Saturday, 17 October 2015

A garden visit - and walking the labyrinth

This week a group of us from Beelarong Community Farm visited horticulturist Linda Brennan's home Ecobotanica.  Linda and her husband moved onto a bushland block on the outskirts of Brisbane   two years ago and they have turned it into a wonderful oasis, complete with labyrinth.

The first of the group arrives at the bushland setting, they look a bit like Lilliput people next to the towering old Australian gum tree. It was a beautiful day.

After a warm welcome from Linda and her husband we started our morning with a labyrinth walk.  Here is the overview.  It is a classic style built to specific measurements.  A labyrinth has spiritual and meditative properties.  This link to the Labyrinth Society will explain it much better than I can.

The entrance, facing East.

With friend Bernice, ready to walk the labyrinth

And then it's over to the vegetable garden, through this entrance. I love the rooster on the roof and the flowerpot man guarding the entrance.

I loved the veggie garden, growing vegetables being my passion, and I spent the most time there. I'm afraid my photograph doesn't do it justice. It was packed with the most interesting and huge variety of vegetables and herbs. In the foreground is the pink bath with water-loving plants and fish (to keep down the mosquitoes, they eat them).

This is the front of the chicken run (or as we say in Australia "the chook house"). The two brown boxes either side of the painted door are the front of the nesting boxes. Just open the top and remove the lovely new-laid eggs.

We had a shower of rain which took us indoors for a delicious, and adventurous, morning tea. This colourful plate is of nasturtium flowers from Linda's garden, stuffed with cream cheese and fresh herbs. They disappeared in no time.

On the plate with the doily is the bunya nut cake.

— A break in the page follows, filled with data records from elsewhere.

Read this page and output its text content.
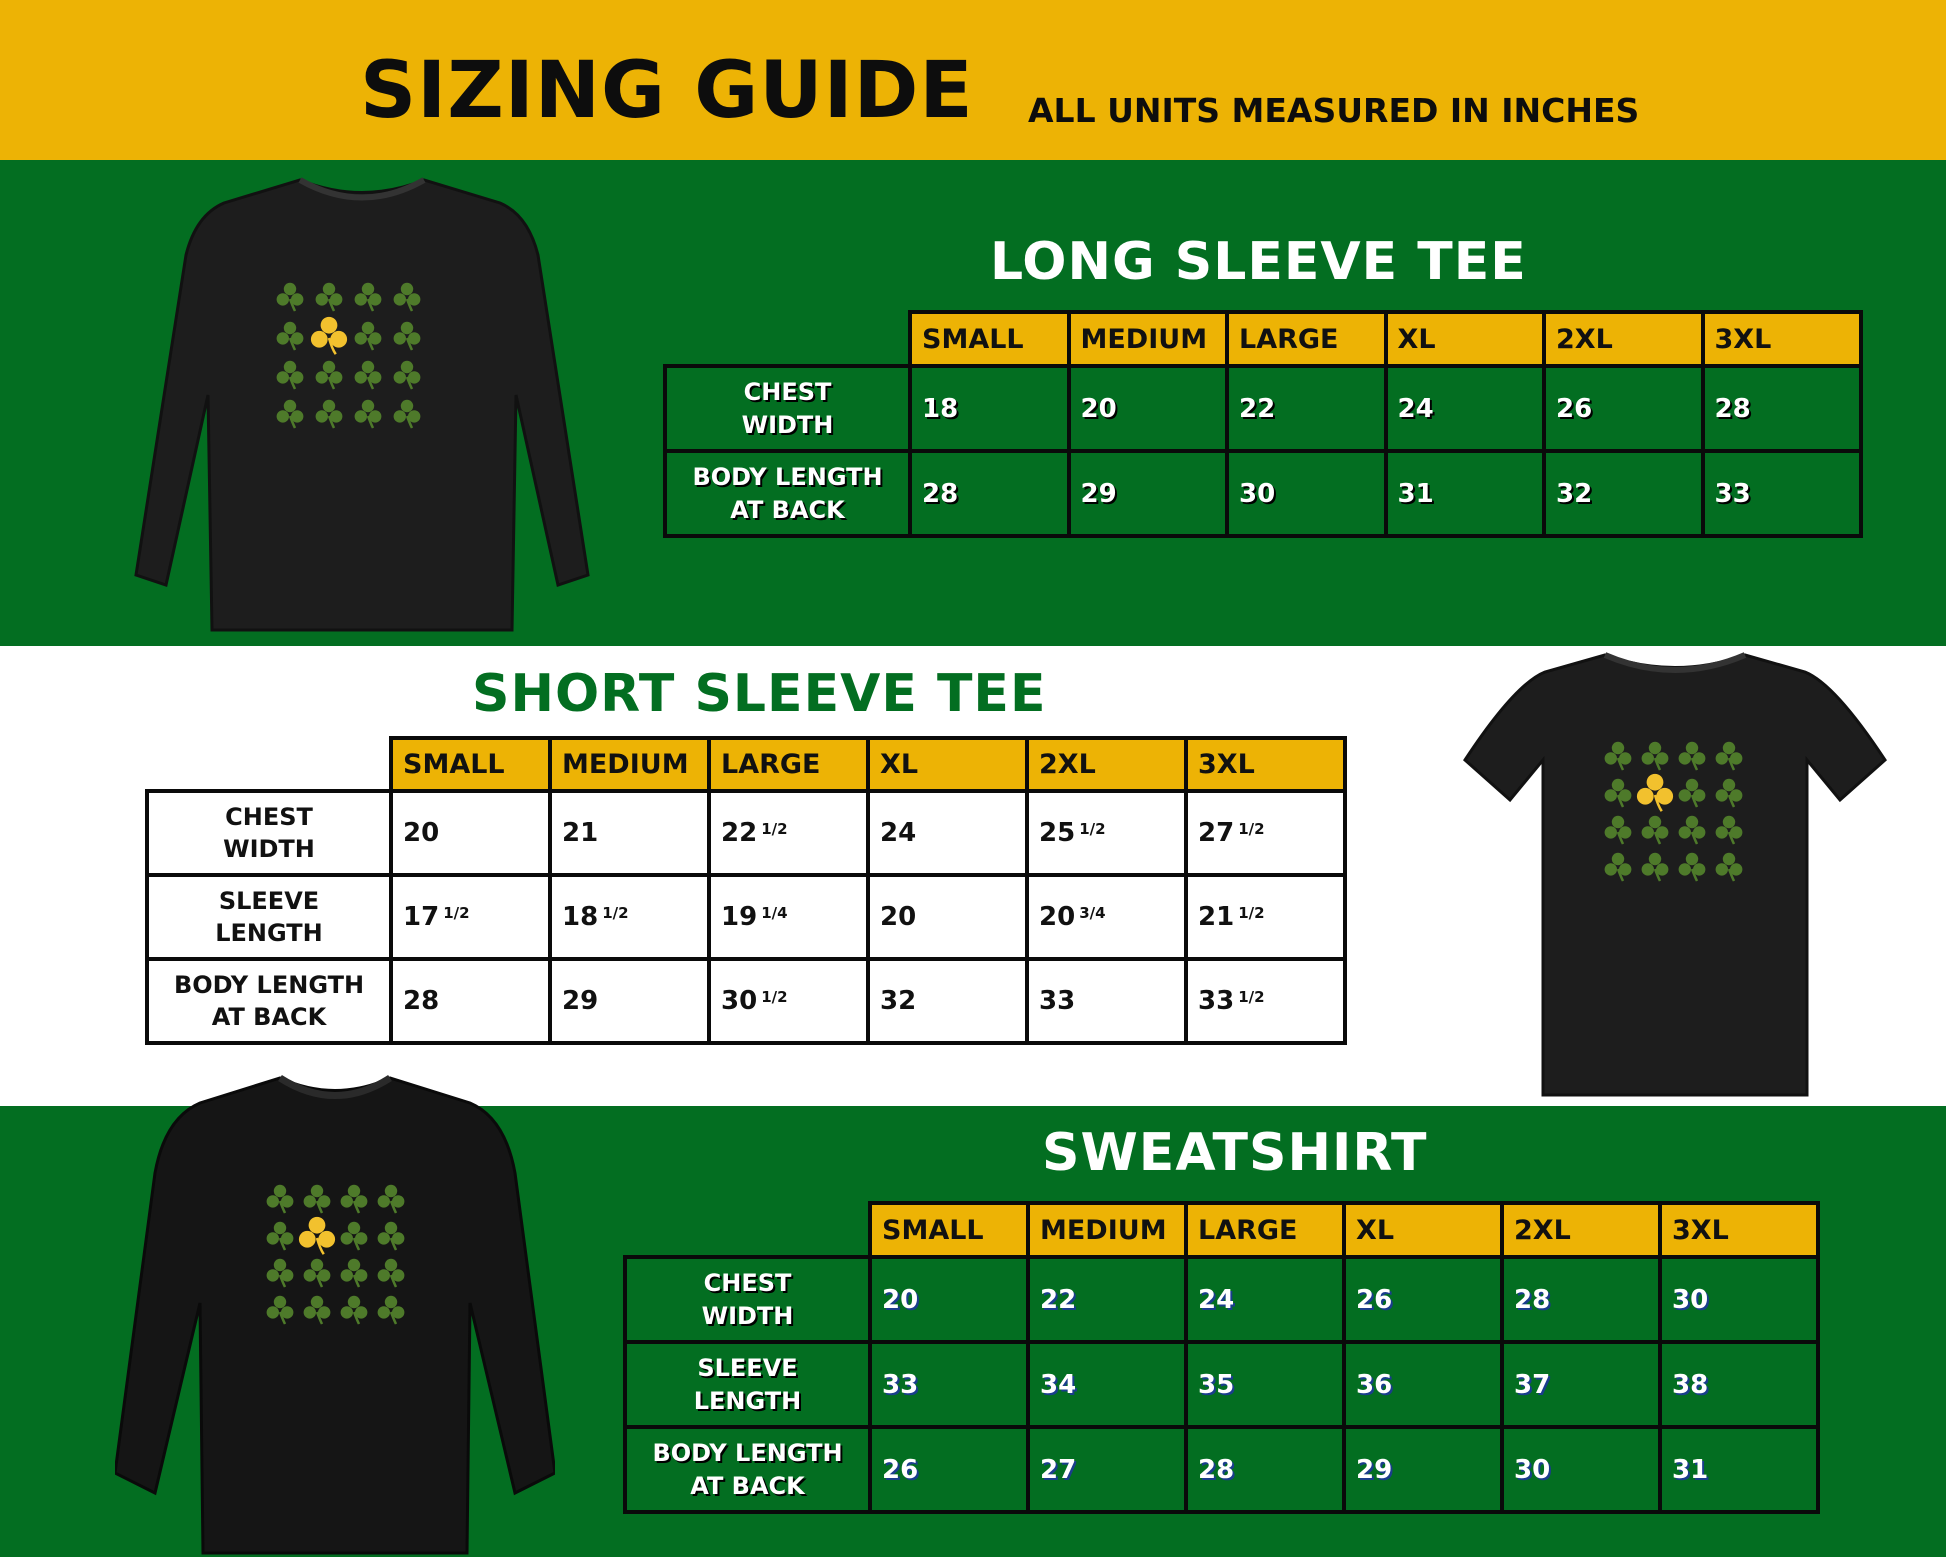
SIZING GUIDE ALL UNITS MEASURED IN INCHES
LONG SLEEVE TEE
SHORT SLEEVE TEE
SWEATSHIRT
	SMALL	MEDIUM	LARGE	XL	2XL	3XL
CHEST
WIDTH	18	20	22	24	26	28
BODY LENGTH
AT BACK	28	29	30	31	32	33
	SMALL	MEDIUM	LARGE	XL	2XL	3XL
CHEST
WIDTH	20	21	22 $^{1/2}$	24	25 $^{1/2}$	27 $^{1/2}$
SLEEVE
LENGTH	17 $^{1/2}$	18 $^{1/2}$	19 $^{1/4}$	20	20 $^{3/4}$	21 $^{1/2}$
BODY LENGTH
AT BACK	28	29	30 $^{1/2}$	32	33	33 $^{1/2}$
	SMALL	MEDIUM	LARGE	XL	2XL	3XL
CHEST
WIDTH	20	22	24	26	28	30
SLEEVE
LENGTH	33	34	35	36	37	38
BODY LENGTH
AT BACK	26	27	28	29	30	31
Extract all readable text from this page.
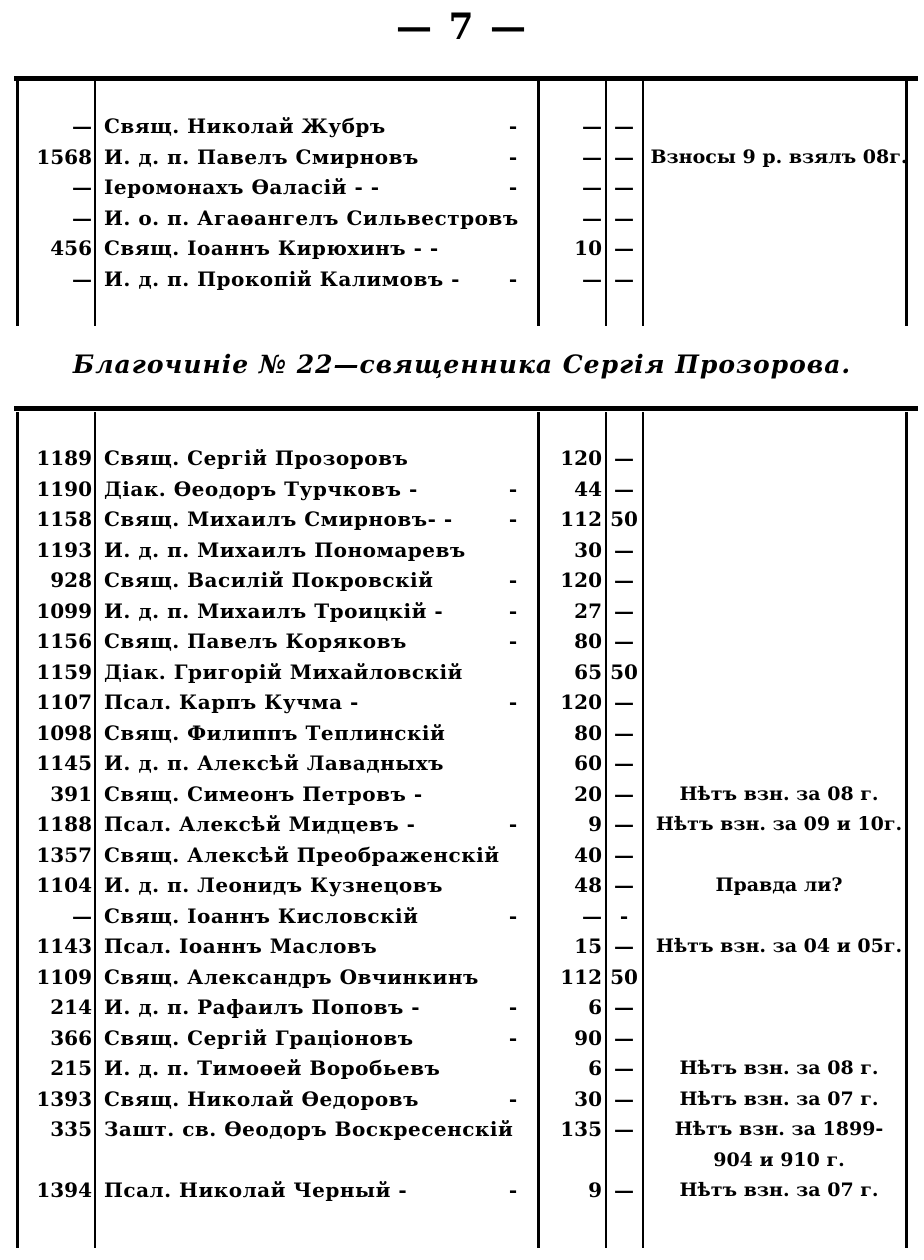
— 7 —
— Свящ. Николай Жубръ	-	— —
1568 И. д. п. Павелъ Смирновъ	-	— — Взносы 9 р. взялъ 08г.
— Іеромонахъ Өаласій - -	-	— —
— И. о. п. Агаөангелъ Сильвестровъ	— —
456 Свящ. Іоаннъ Кирюхинъ - -	10 —
— И. д. п. Прокопій Калимовъ -	-	— —
Благочиніе № 22—священника Сергія Прозорова.
1189 Свящ. Сергій Прозоровъ	120 —
1190 Діак. Өеодоръ Турчковъ -	-	44 —
1158 Свящ. Михаилъ Смирновъ- -	-	112 50
1193 И. д. п. Михаилъ Пономаревъ	30 —
928 Свящ. Василій Покровскій	-	120 —
1099 И. д. п. Михаилъ Троицкій -	-	27 —
1156 Свящ. Павелъ Коряковъ	-	80 —
1159 Діак. Григорій Михайловскій	65 50
1107 Псал. Карпъ Кучма -	-	120 —
1098 Свящ. Филиппъ Теплинскій	80 —
1145 И. д. п. Алексѣй Лавадныхъ	60 —
391 Свящ. Симеонъ Петровъ -	20 —	Нѣтъ взн. за 08 г.
1188 Псал. Алексѣй Мидцевъ -	-	9 —	Нѣтъ взн. за 09 и 10г.
1357 Свящ. Алексѣй Преображенскій	40 —
1104 И. д. п. Леонидъ Кузнецовъ	48 —	Правда ли?
— Свящ. Іоаннъ Кисловскій	-	— -
1143 Псал. Іоаннъ Масловъ	15 —	Нѣтъ взн. за 04 и 05г.
1109 Свящ. Александръ Овчинкинъ	112 50
214 И. д. п. Рафаилъ Поповъ -	-	6 —
366 Свящ. Сергій Граціоновъ	-	90 —
215 И. д. п. Тимоөей Воробьевъ	6 —	Нѣтъ взн. за 08 г.
1393 Свящ. Николай Өедоровъ	-	30 —	Нѣтъ взн. за 07 г.
335 Зашт. св. Өеодоръ Воскресенскій	135 —	Нѣтъ взн. за 1899-
904 и 910 г.
1394 Псал. Николай Черный -	-	9 —	Нѣтъ взн. за 07 г.
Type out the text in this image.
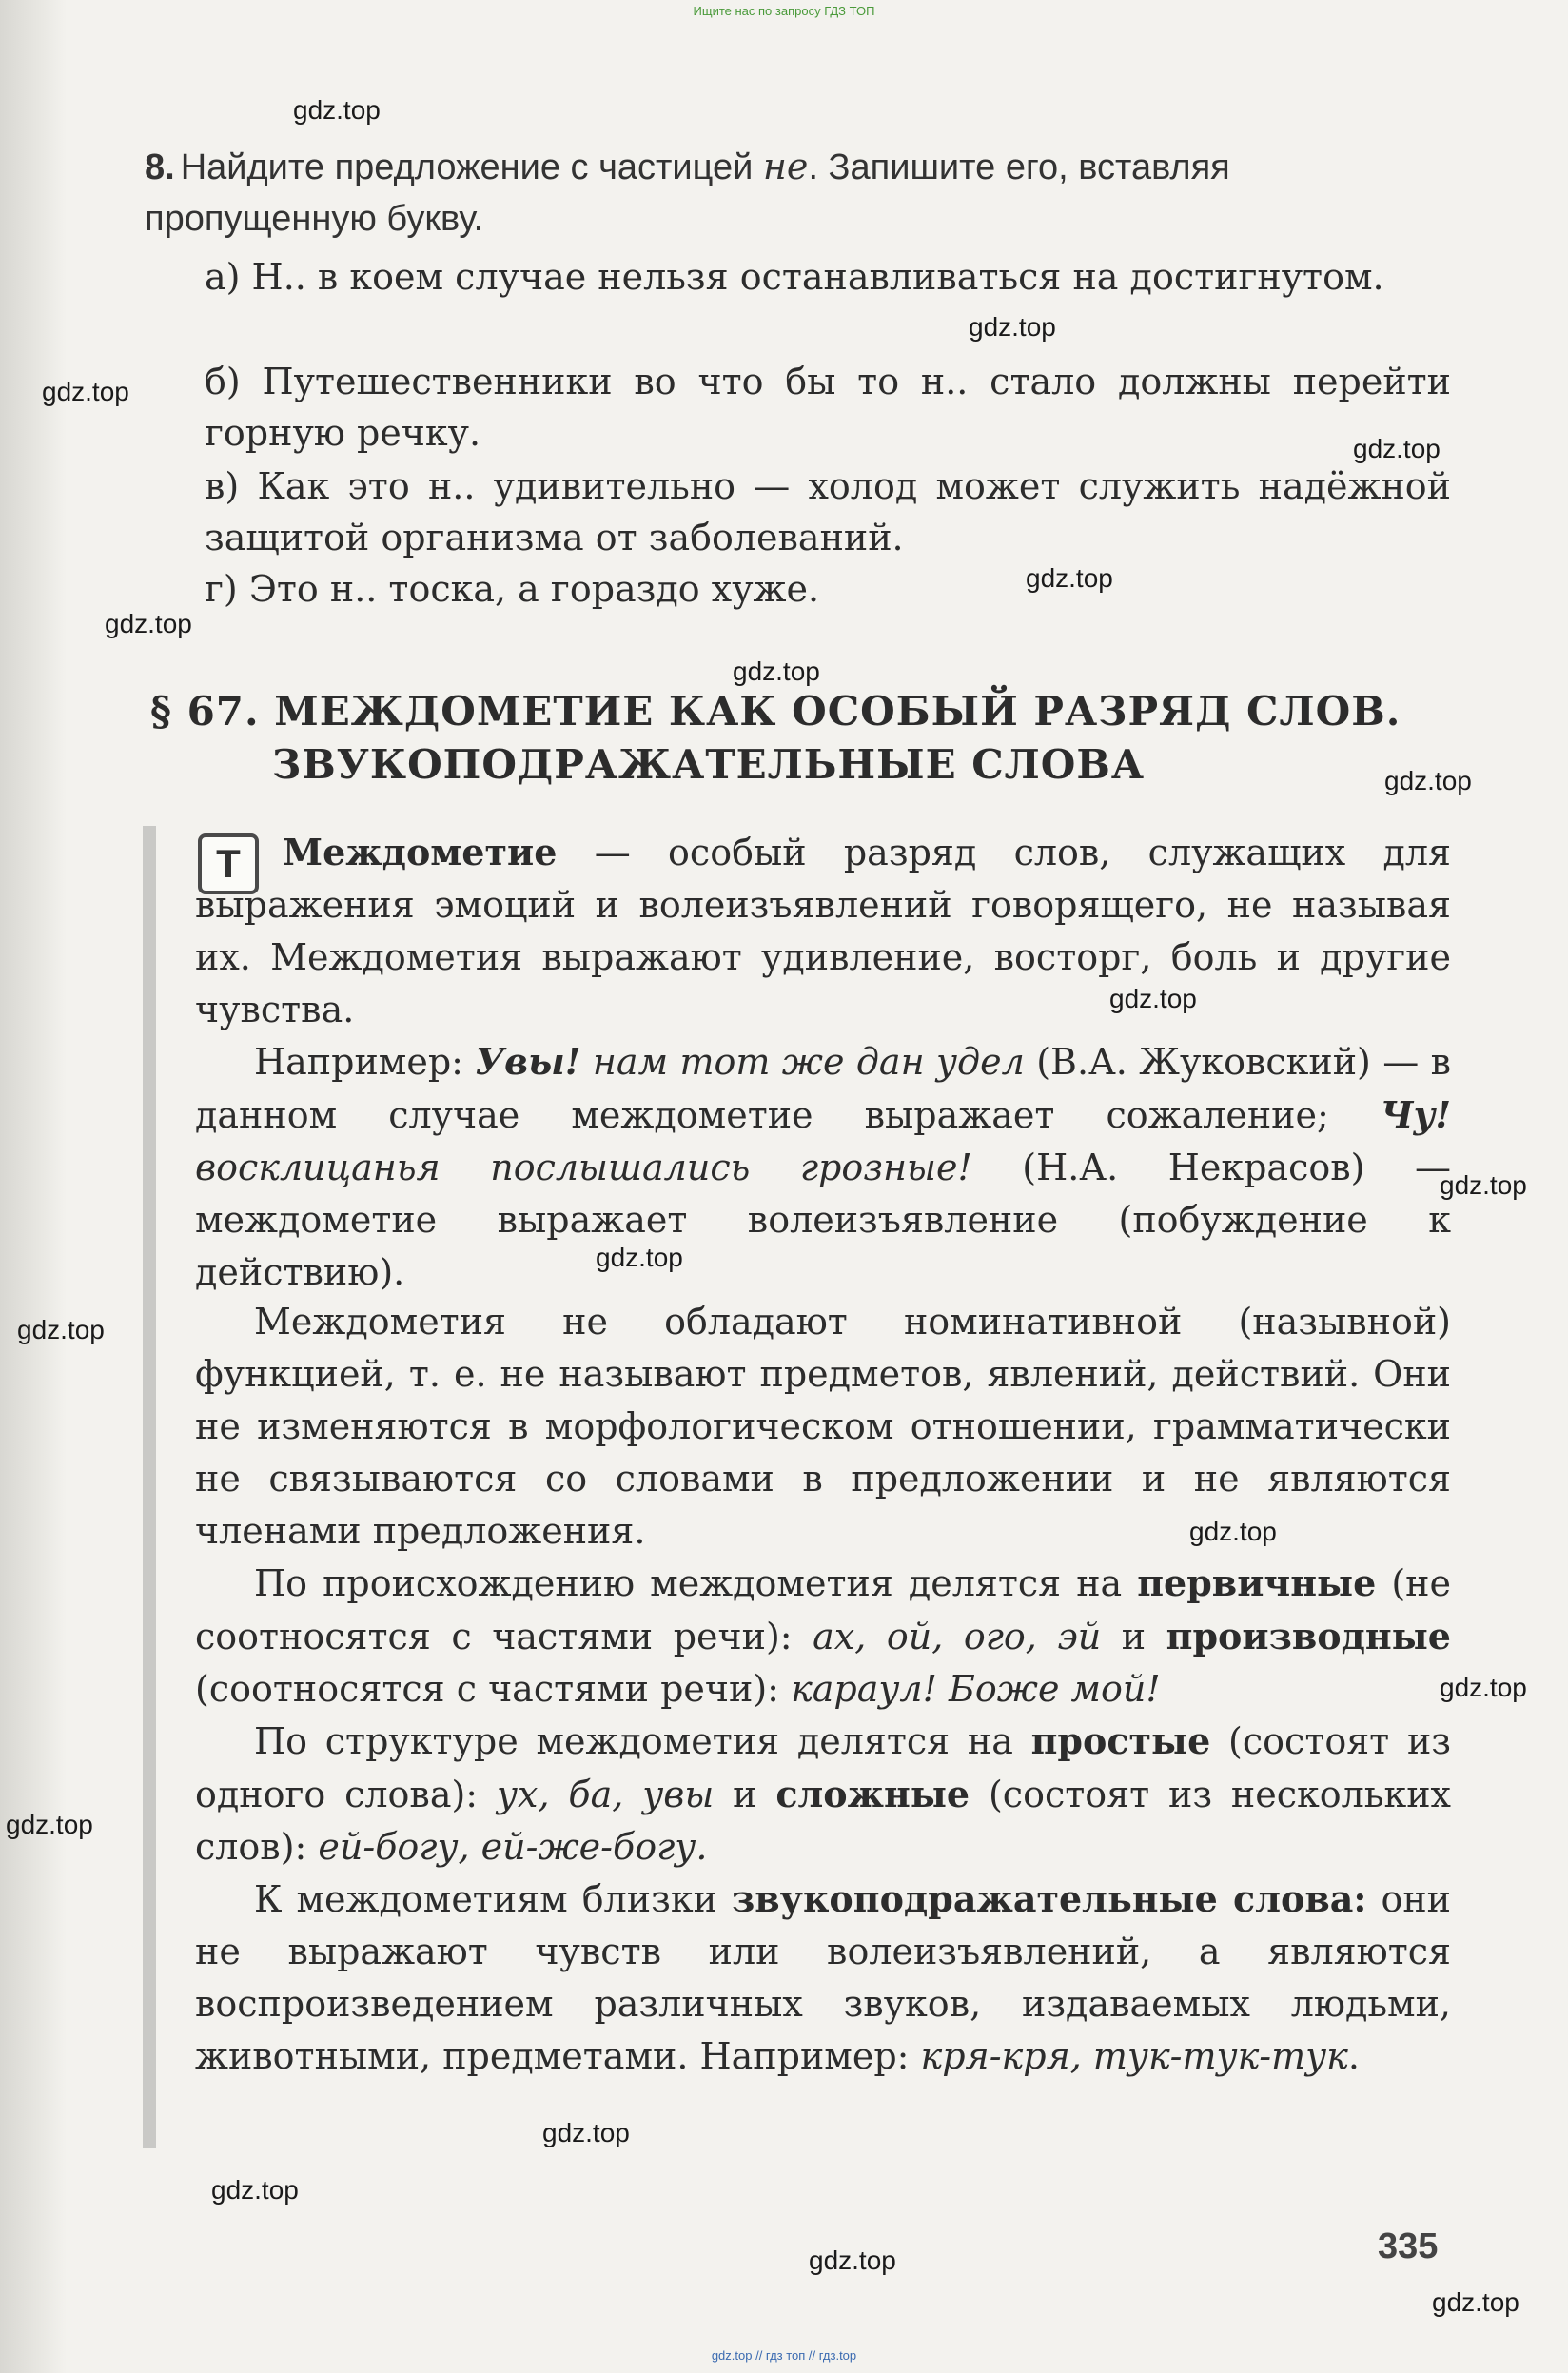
Ищите нас по запросу ГДЗ ТОП
gdz.top
gdz.top
gdz.top
gdz.top
gdz.top
gdz.top
gdz.top
gdz.top
gdz.top
gdz.top
gdz.top
gdz.top
gdz.top
gdz.top
gdz.top
gdz.top
gdz.top
gdz.top
gdz.top
8. Найдите предложение с частицей не. Запишите его, вставляя пропущенную букву.
а) Н.. в коем случае нельзя останавливаться на достигнутом.
б) Путешественники во что бы то н.. стало должны перейти горную речку.
в) Как это н.. удивительно — холод может служить надёжной защитой организма от заболеваний.
г) Это н.. тоска, а гораздо хуже.
§ 67. МЕЖДОМЕТИЕ КАК ОСОБЫЙ РАЗРЯД СЛОВ.
ЗВУКОПОДРАЖАТЕЛЬНЫЕ СЛОВА
Т	Междометие — особый разряд слов, служащих для выражения эмоций и волеизъявлений говорящего, не называя их. Междометия выражают удивление, восторг, боль и другие чувства.
Например: Увы! нам тот же дан удел (В.А. Жуковский) — в данном случае междометие выражает сожаление; Чу! восклицанья послышались грозные! (Н.А. Некрасов) — междометие выражает волеизъявление (побуждение к действию).
Междометия не обладают номинативной (назывной) функцией, т. е. не называют предметов, явлений, действий. Они не изменяются в морфологическом отношении, грамматически не связываются со словами в предложении и не являются членами предложения.
По происхождению междометия делятся на первичные (не соотносятся с частями речи): ах, ой, ого, эй и производные (соотносятся с частями речи): караул! Боже мой!
По структуре междометия делятся на простые (состоят из одного слова): ух, ба, увы и сложные (состоят из нескольких слов): ей-богу, ей-же-богу.
К междометиям близки звукоподражательные слова: они не выражают чувств или волеизъявлений, а являются воспроизведением различных звуков, издаваемых людьми, животными, предметами. Например: кря-кря, тук-тук-тук.
335
gdz.top // гдз топ // гдз.top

First time I've tasted bunya nuts and the cake was delicious.  You would have a long wait if you planted a bunya nut tree today. It only starts to crop when it reaches 100 years old, and then it only crops every 2 or 3 years. It's a tree native to Australia, the nut is original "bush tucker" and favoured by indigenous Australians - check out this link for more. It has an interesting history.

Finally, we visited the cottage garden and I found this beautiful Australian native hibiscus tree with the flowers a most delicate pink.

Thank you Linda. We had a wonderful time.

Happy Gardening.


  1. Hi, thank you for my visiting my blog and for taking the time to leave such a lovely comment. I do love my allotment I find being there so relaxing even though the hard work that is involved. Linda's home and veg patch and cottage garden looked beautiful and I love her entrance to her hen house :-) Its great to look around other peoples growing spaces and gain more knowledge. I am off to explore your little blog space here now. Best wishes, dee :-)

    1. Hello Dee. Thank you for visiting my new blog. I have enjoyed discovering yours and look forward to following it. I enjoy visiting other people's gardens and community gardens for inspiration, and just for the pure pleasure of it.